The bill also includes a provision for Congressional review of rules and regulations that “should be amended or repealed as a result of persons being able to operate safely without those covered provisions” under the sandbox program. The OSTP director is tapped to identify any such provisions in a “special message” to Congress submitted each year.
The bill also contemplates coordination with “State programs that are similar or comparable to the Program,” including to “accept joint applications for projects benefitting from both Federal and State regulatory relief” and to harmonize other aspects of the program.
The Senate Commerce Committee’s announcement said the bill is backed by groups including the Abundance Institute, the US Chamber of Commerce, and the Information Technology Council (ITI). Public Citizen, a watchdog group, said in a statement that the bill puts public safety on the “chopping block” in favor of “corporate immunity.”
The announcement of the bill was timed alongside a Senate Commerce hearing titled “AI’ve Got a Plan: America’s AI Action Plan,” which featured testimony from OSTP director Michael Kratsios. During the hearing, Cruz laid out a legislative agenda on AI, including reducing the regulatory burden on AI developers. But, he said, AI developers should still face consequences if they create harm.
“A regulatory sandbox is not a free pass,” said Cruz. “People creating or using AI still have to follow the same laws as everyone else. Our laws are adapting to this new technology.”
In response to a question from Cruz, Kratsios said he would support the approach described by the SANDBOX Act.

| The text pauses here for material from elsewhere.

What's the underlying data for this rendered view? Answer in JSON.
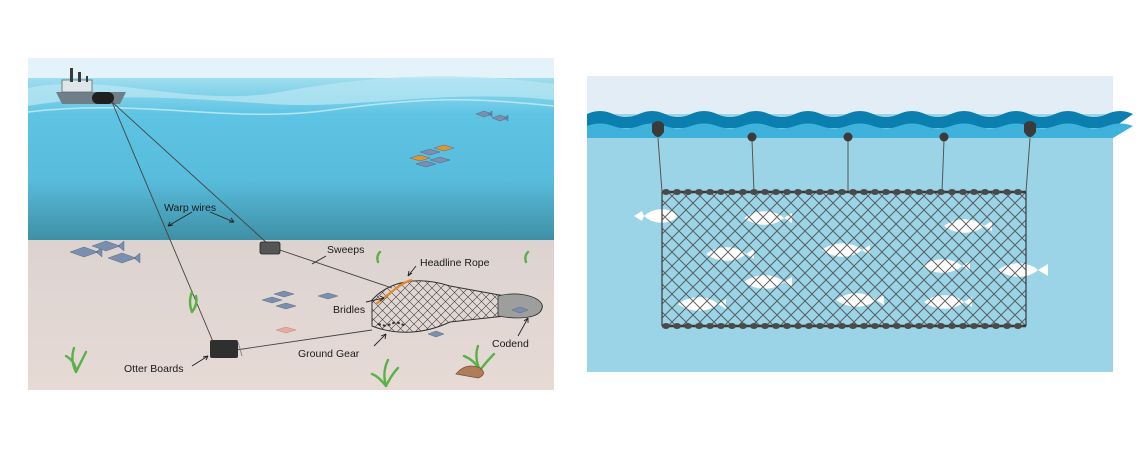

The new legislation follows a failed effort by Cruz and other Republicans to impose a sweeping moratorium on the enforcement of state laws regulating artificial intelligence. Earlier this year, the House passed the moratorium as part of the so-called “One Big, Beautiful” bill, or HR 1. After efforts by Cruz to move the measure through the Senate by tying it to the allocation of $42 billion in funding for the Broadband Equity and Access Deployment (BEAD) program, the chamber voted 99-1 to strip it out of the budget bill prior to passage. Still, some experts remain concerned that the administration may try to use other federal levers to restrict state AI laws.